あっこれ謙遜じゃない
ぼくが冷静に見えるのは、多分気のせいだろう。実際はとても、動揺していた。気付いたら見知らぬ土地に立っていたなど、いままで経験がないのだから。しかも寒い雪の中で、ジーパンとワイシャツ一枚の薄着だ。正直泣きそうになった。
だが女性の目の前でおいそれと、取り乱すわけにもいかなかったのだ。それが、ほんの少しだけ残っていた男としての、いや、ひととしての矜持だった。
奇声も奇行も起こすことなく、紳士的に振舞えたのならいいのだが。
先程逢った女性、ハルさんの後ろを遅れないようについていく。ハルさんと自分の歩幅が違うせいか、歩調はゆっくりだった。
余裕も出てきたので、視線を動かし周囲を見渡してみる。
自分たちは家と家に挟まれた、大通りを歩いているようだ。古い日本家屋、すべてが瓦屋根。京都か、伝統的な家屋が立ち並ぶどこかの観光地か。しかしながら軒並みぴっしりと、入り口は閉じていて大通りには人ひとり歩いてはいなかった。まるで、このせかいにはひとがいないかのようだ。

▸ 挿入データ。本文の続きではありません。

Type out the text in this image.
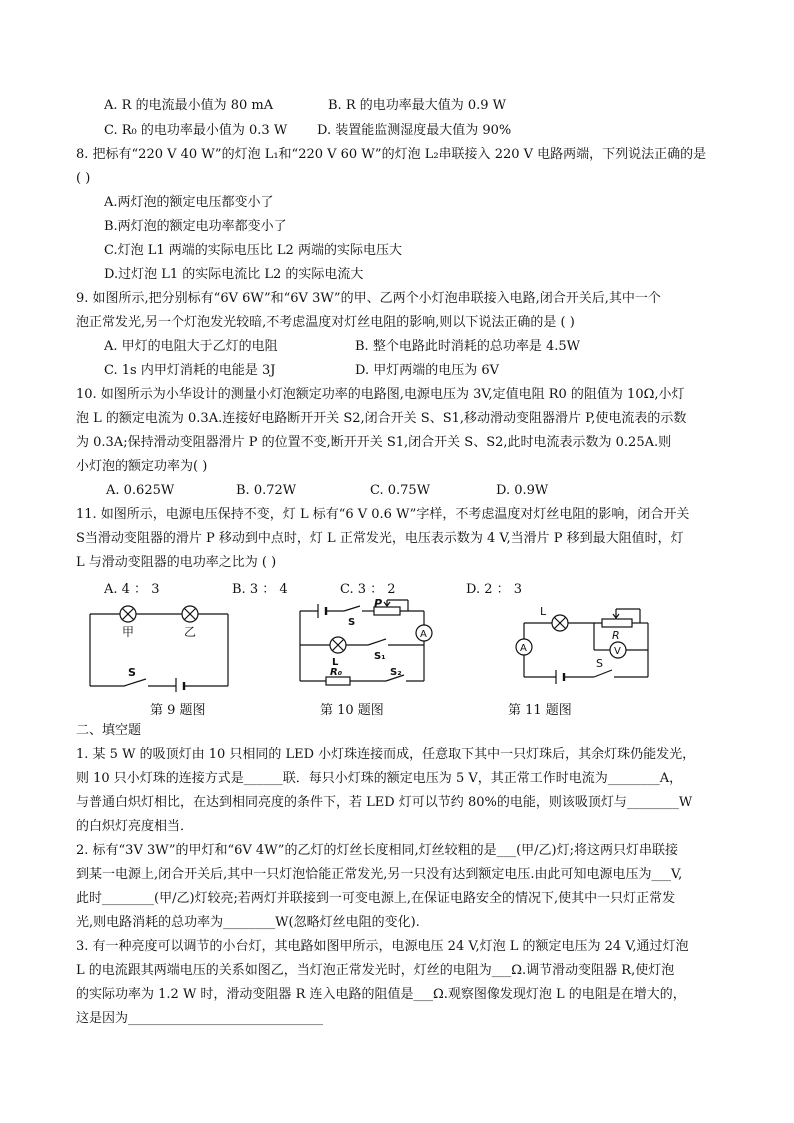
A. R 的电流最小值为 80 mA	B. R 的电功率最大值为 0.9 W
C. R₀ 的电功率最小值为 0.3 W D. 装置能监测湿度最大值为 90%
8. 把标有“220 V 40 W”的灯泡 L₁和“220 V 60 W”的灯泡 L₂串联接入 220 V 电路两端，下列说法正确的是
( )
A.两灯泡的额定电压都变小了
B.两灯泡的额定电功率都变小了
C.灯泡 L1 两端的实际电压比 L2 两端的实际电压大
D.过灯泡 L1 的实际电流比 L2 的实际电流大
9. 如图所示,把分别标有“6V 6W”和“6V 3W”的甲、乙两个小灯泡串联接入电路,闭合开关后,其中一个
泡正常发光,另一个灯泡发光较暗,不考虑温度对灯丝电阻的影响,则以下说法正确的是 ( )
A. 甲灯的电阻大于乙灯的电阻	B. 整个电路此时消耗的总功率是 4.5W
C. 1s 内甲灯消耗的电能是 3J	D. 甲灯两端的电压为 6V
10. 如图所示为小华设计的测量小灯泡额定功率的电路图,电源电压为 3V,定值电阻 R0 的阻值为 10Ω,小灯
泡 L 的额定电流为 0.3A.连接好电路断开开关 S2,闭合开关 S、S1,移动滑动变阻器滑片 P,使电流表的示数
为 0.3A;保持滑动变阻器滑片 P 的位置不变,断开开关 S1,闭合开关 S、S2,此时电流表示数为 0.25A.则
小灯泡的额定功率为( )
A. 0.625W	B. 0.72W	C. 0.75W	D. 0.9W
11. 如图所示，电源电压保持不变，灯 L 标有“6 V 0.6 W”字样，不考虑温度对灯丝电阻的影响，闭合开关
S当滑动变阻器的滑片 P 移动到中点时，灯 L 正常发光，电压表示数为 4 V,当滑片 P 移到最大阻值时，灯
L 与滑动变阻器的电功率之比为 ( )
A. 4 ： 3	B. 3 ： 4	C. 3 ： 2	D. 2 ： 3
甲	乙
S
A
P
S
L
S₁
R₀	S₂
A	V
L
R
S
第 9 题图	第 10 题图	第 11 题图
二、填空题
1. 某 5 W 的吸顶灯由 10 只相同的 LED 小灯珠连接而成，任意取下其中一只灯珠后，其余灯珠仍能发光，
则 10 只小灯珠的连接方式是______联．每只小灯珠的额定电压为 5 V，其正常工作时电流为________A，
与普通白炽灯相比，在达到相同亮度的条件下，若 LED 灯可以节约 80%的电能，则该吸顶灯与________W
的白炽灯亮度相当．
2. 标有“3V 3W”的甲灯和“6V 4W”的乙灯的灯丝长度相同,灯丝较粗的是___(甲/乙)灯;将这两只灯串联接
到某一电源上,闭合开关后,其中一只灯泡恰能正常发光,另一只没有达到额定电压.由此可知电源电压为___V,
此时________(甲/乙)灯较亮;若两灯并联接到一可变电源上,在保证电路安全的情况下,使其中一只灯正常发
光,则电路消耗的总功率为________W(忽略灯丝电阻的变化).
3. 有一种亮度可以调节的小台灯，其电路如图甲所示，电源电压 24 V,灯泡 L 的额定电压为 24 V,通过灯泡
L 的电流跟其两端电压的关系如图乙，当灯泡正常发光时，灯丝的电阻为___Ω.调节滑动变阻器 R,使灯泡
的实际功率为 1.2 W 时，滑动变阻器 R 连入电路的阻值是___Ω.观察图像发现灯泡 L 的电阻是在增大的，
这是因为______________________________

音もなく、しかしながら断続的に降り続ける雪が町を埋め尽くしていく。
後ろを振り返っても、あるのはハルさんのヒールと自分の靴の跡だけだった。
その静閑さに、一抹の不気味さを覚える。
ひとの生活の気配は感じるのに、ひとがいない。
死ぬはずもないのに、「町」が死んでいる。
「少し狭いが、辛抱してくれればありがたい。じきに、貴殿の家も用意できる。」
到着したのは、ちいさな長屋の一軒家だ。灯りもないのか、部屋は全体的に暗かった。
時代劇でよく見るようなボロボロの内装、独身の男性ひとりがやっと暮らせるほどの広さ。その部屋の隅にちょこんと正座をするハルさんは、荒野にユリの花が咲いたような神々しさを感じた。
長屋のボロさがより彼女の、神聖さを際立たせたともいえる。
四畳半の居間に招かれ自然と正座になると正面に、湯気の立つ緑茶を出された。
「粗茶ですが。」
「頂戴します。」
そんな日本語教則本一頁のような、定型的受け答えで茶を受け取る。
ずずず、とすすると出された手前絶対に言わないが、物凄く薄い味がした。粗茶の名に恥じぬ味だ、おいしくない。自分も偉そうなことを言えるわけもない、ズブの素人だがそれにしてもおいしくない。
あまり茶を淹れることに慣れていないのだろうか、とぼくは長屋のカマドをこっそり見る。使用された形跡がなく、うっすら埃をかぶっていた。
今日日、女性が飯を作るべしという風習は古いだろう。無論、得手不得手もあるし好き嫌いもある。女性が料理をしないからといって咎められる謂れはまったく、ない。
ぼくは頭を振って、目の前の粗茶を一気に飲み干したのである。